The Supreme Court in its opinion also implicitly recognized the crime of Proposition 8 and all the other statewide measures that targeted LGBTQ Americans to deprive them of marriage equality and their basic human dignity. The Court did so by reasserting the central role of the Bill of Rights in our constitutional democracy. The opinion reassures all Americans that “[t]he Nation’s courts are open to injured individuals who come to them to vindicate their own direct, personal stake in our basic charter. An individual can invoke a right to constitutional protection when he or she is harmed, even if the broader public disagrees and even if the legislature refuses to act.” In the words of the Court, “[t]he idea of the Constitution ‘was to withdraw certain subjects from the vicissitudes of political controversy, to place them beyond the reach of majorities and officials…’ This is why ‘fundamental rights may not be submitted to a vote; they depend on the outcome of no elections.’”

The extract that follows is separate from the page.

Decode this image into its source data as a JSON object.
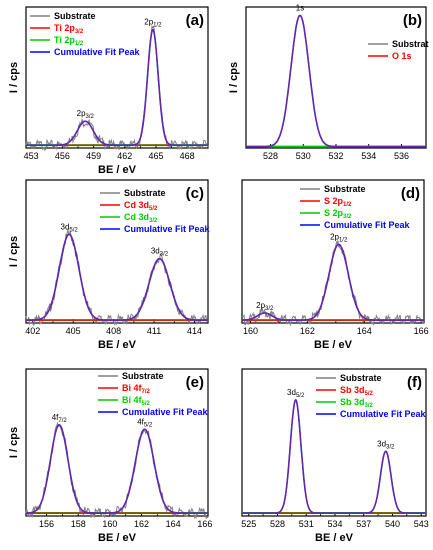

We could say many other things about the importance of this historic decision, but for now, we conclude with the last two lines of the opinion itself. By seeking marriage equality, LGBTQ people “ask for equal dignity in the eyes of the law. The Constitution grants them that right.”
John Lewis and Stuart Gaffney, together for three decades, were plaintiffs in the California case for equal marriage rights decided by the California Supreme Court in 2008. They are leaders in the nationwide grassroots organization Marriage Equality USA.